Talvez uma coruja ou um morcego.
Voltando a olhar na direção da porta da casa de banho, Artur
viu novamente a porta abrir-se e a luz acender-se. Num impulso correu para lá
mas o que viu gelou-lhe o sangue. De pé junto ao lavatório, encontrava-se uma
criatura vestida de negro. A sua cara desprovida de qualquer expressão humana
era de um branco glaciar. Ele lembrava-se da coisa que se soltou da árvorelá
fora. Era um ser pequeno. Esta criatura era mais alta do que ele e ele até nem
era baixo.
Tentou falar mas a voz não lhe saía. O terror toldava-lhe os
movimentos. A luz voltou a apagar-se e algo forte o agarrou. Tentou lutar mas
era uma luta de forças desiguais. O oponente era bem mais forte e todo o
esforço para se libertar era inglório. Viu-se arremessado com toda a força para
a rua. iria morrer. A queda era de um segundo andar. A criatura não o
arremessou na direção do chão, antes o atirou na direção das árvores. Tentou
ainda agarrar-se a um galho, o que conseguiu mas ficou horrorizado. Aquilo não
era uma árvore comum. Do seu tronco escorria sangue e as suas folhas eram
pedaços de pele. Contactando com elas, Artur começou a sentir o corpo todo
arder de dor. Talvez o contacto com a árvore lhe provocasse alguma alergia.

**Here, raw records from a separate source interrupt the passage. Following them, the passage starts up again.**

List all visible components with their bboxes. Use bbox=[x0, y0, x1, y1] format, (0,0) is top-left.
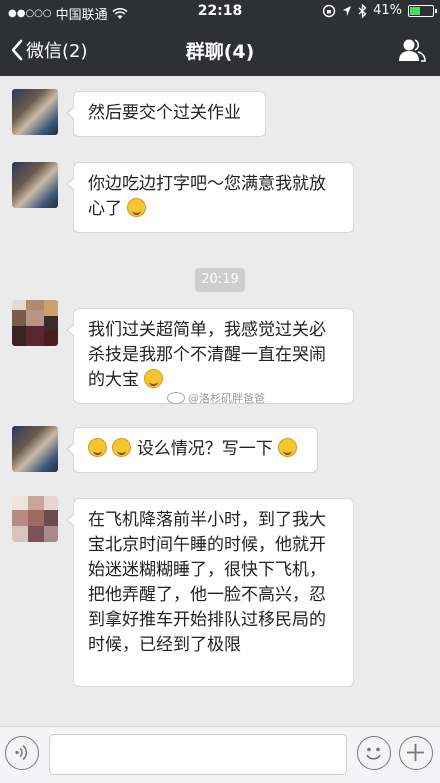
thinking-face-icon bbox=[278, 438, 298, 457]
watermark-text: @洛杉矶胖爸爸 bbox=[188, 392, 265, 405]
message-bubble[interactable]: 在飞机降落前半小时，到了我大宝北京时间午睡的时候，他就开始迷迷糊糊睡了，很快下飞… bbox=[66, 498, 354, 687]
smiling-face-icon bbox=[127, 198, 147, 217]
emoji-button[interactable] bbox=[357, 736, 391, 770]
status-bar: ●●○○○ 中国联通 22:18 41% bbox=[0, 0, 440, 24]
hushed-face-icon bbox=[88, 438, 107, 457]
avatar[interactable] bbox=[12, 496, 58, 542]
page-title: 群聊(4) bbox=[185, 41, 255, 63]
plus-icon bbox=[407, 744, 424, 761]
message-text: 然后要交个过关作业 bbox=[88, 103, 241, 123]
message-bubble[interactable]: 然后要交个过关作业 bbox=[66, 91, 266, 137]
timestamp-badge: 20:19 bbox=[195, 268, 245, 292]
message-text: 在飞机降落前半小时，到了我大宝北京时间午睡的时候，他就开始迷迷糊糊睡了，很快下飞… bbox=[88, 510, 326, 655]
voice-input-button[interactable] bbox=[5, 736, 39, 770]
status-right: 41% bbox=[322, 3, 437, 18]
message-text: 你边吃边打字吧～您满意我就放心了 bbox=[88, 174, 326, 219]
battery-fill bbox=[410, 6, 420, 15]
message-bubble[interactable]: 设么情况？写一下 bbox=[66, 427, 318, 473]
voice-icon bbox=[15, 744, 28, 761]
grinning-face-icon bbox=[112, 438, 132, 457]
smiley-icon bbox=[366, 747, 381, 760]
message-text: 我们过关超简单，我感觉过关必杀技是我那个不清醒一直在哭闹的大宝 bbox=[88, 320, 326, 390]
watermark: @洛杉矶胖爸爸 bbox=[167, 390, 265, 406]
avatar[interactable] bbox=[12, 89, 58, 135]
more-button[interactable] bbox=[399, 736, 433, 770]
message-bubble[interactable]: 你边吃边打字吧～您满意我就放心了 bbox=[66, 162, 354, 233]
avatar[interactable] bbox=[12, 300, 58, 346]
battery-icon bbox=[408, 4, 437, 17]
orientation-lock-icon bbox=[322, 4, 336, 17]
group-info-icon[interactable] bbox=[398, 36, 426, 64]
navigation-bar: 微信(2) 群聊(4) bbox=[0, 24, 440, 76]
weibo-logo-icon bbox=[167, 392, 185, 404]
crazy-face-icon bbox=[144, 369, 164, 388]
battery-percentage: 41% bbox=[373, 3, 402, 18]
bluetooth-icon bbox=[358, 3, 367, 18]
location-icon bbox=[343, 5, 352, 16]
avatar[interactable] bbox=[12, 426, 58, 472]
message-input[interactable] bbox=[49, 734, 347, 775]
message-text: 设么情况？写一下 bbox=[136, 439, 273, 459]
avatar[interactable] bbox=[12, 162, 58, 208]
input-bar bbox=[0, 726, 440, 783]
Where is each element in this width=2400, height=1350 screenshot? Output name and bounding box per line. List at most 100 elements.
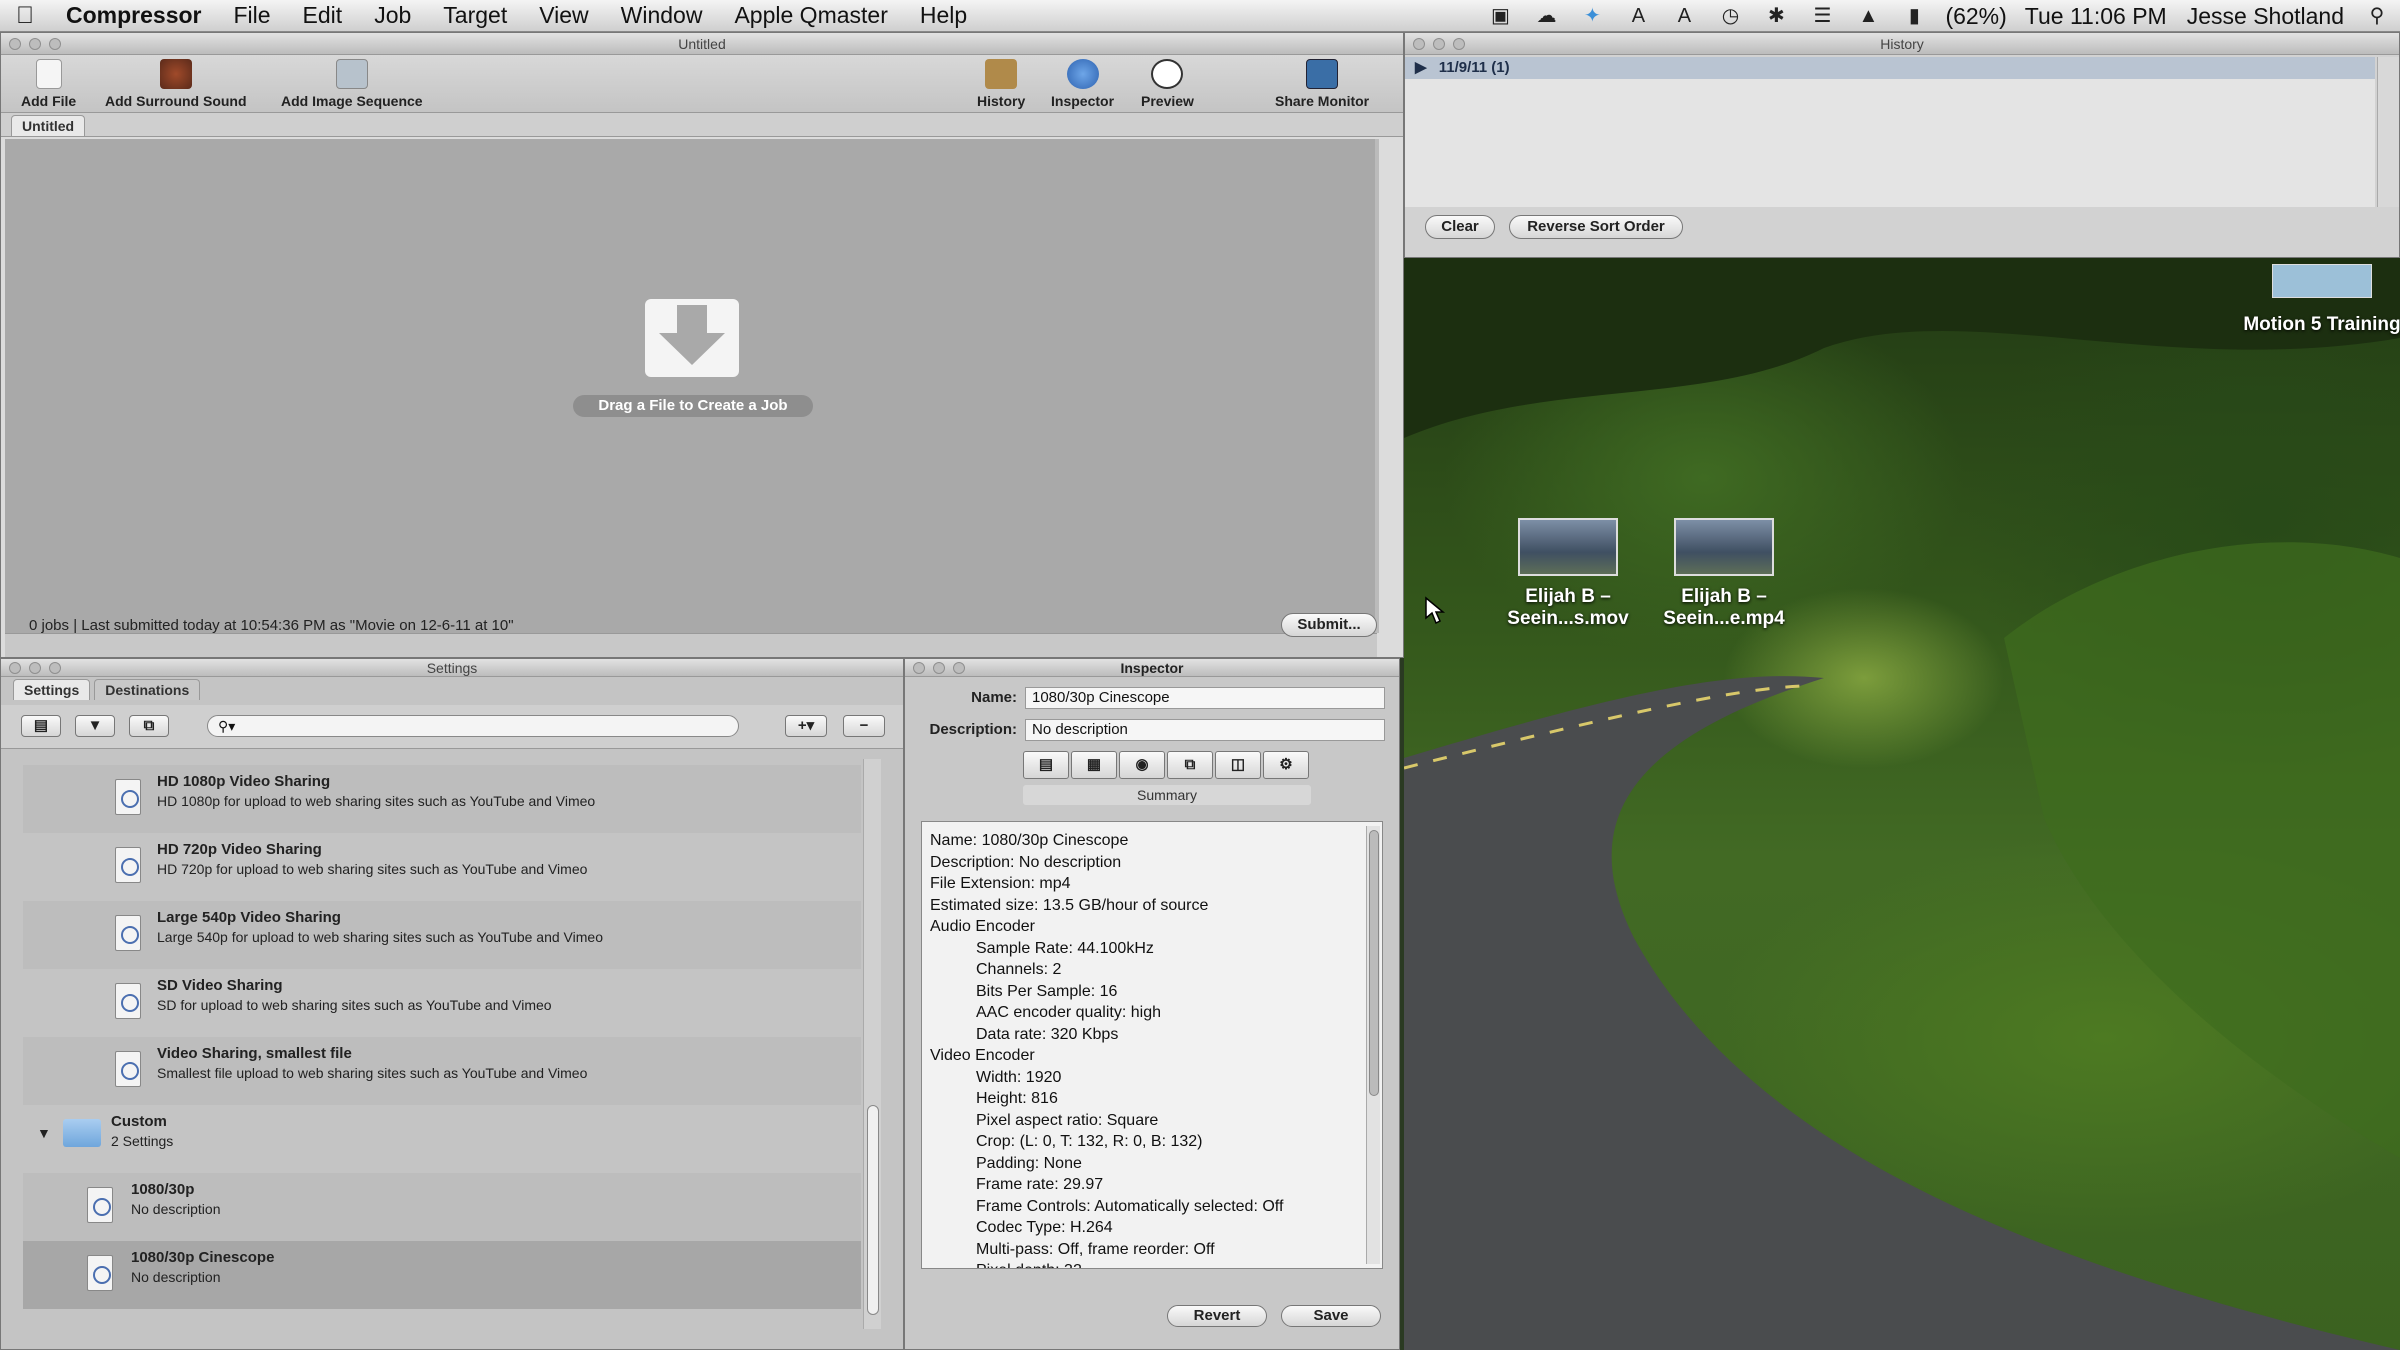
save-button[interactable]: Save [1281, 1305, 1381, 1327]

Tentou gritar mas saberia que ninguém o ia ouvir. Ficou ali
preso. Não chegaria ao chão. Talvez aquela árvore que lhe pareceu tão vulgar à
luz do dia fosse uma sanguinária planta carnívora. Era impossível se soltar.
Ele já fazia parte também da estrutura da árvore. Ele era a árvore.
No dia seguinte, atónitos funcionários de hotel, estranhando
a demora do hóspede em descer para o pequeno almoço, subiram ao quarto para ver
se lhe tinha acontecido alguma coisa. Encontraram a cama por fazer, a janela
fechada, a cortina preta corrida e os pertences do hóspede no lugar onde
ficaram na noite anterior. De Artur nem sinal.
Procuraram-no ao longo de dias, de semanas, de anos. Ninguém
mais o encontrou. O seu desaparecimento ainda hoje permanece um mistério.
O hotel entretanto fechou. Encontra-se á venda mas ninguém o
quer comprar. Preferem outros imóveis cheios de vida, com outra alegria e outro
aconchego. Dizem que o hotel está assombrado mas ninguém se atreve a ir lá
comprovar. O desaparecimento de um hóspede português há mais de dez anos é
narrado ainda com pormenores mais ou menos macabros. O que terá acontecido?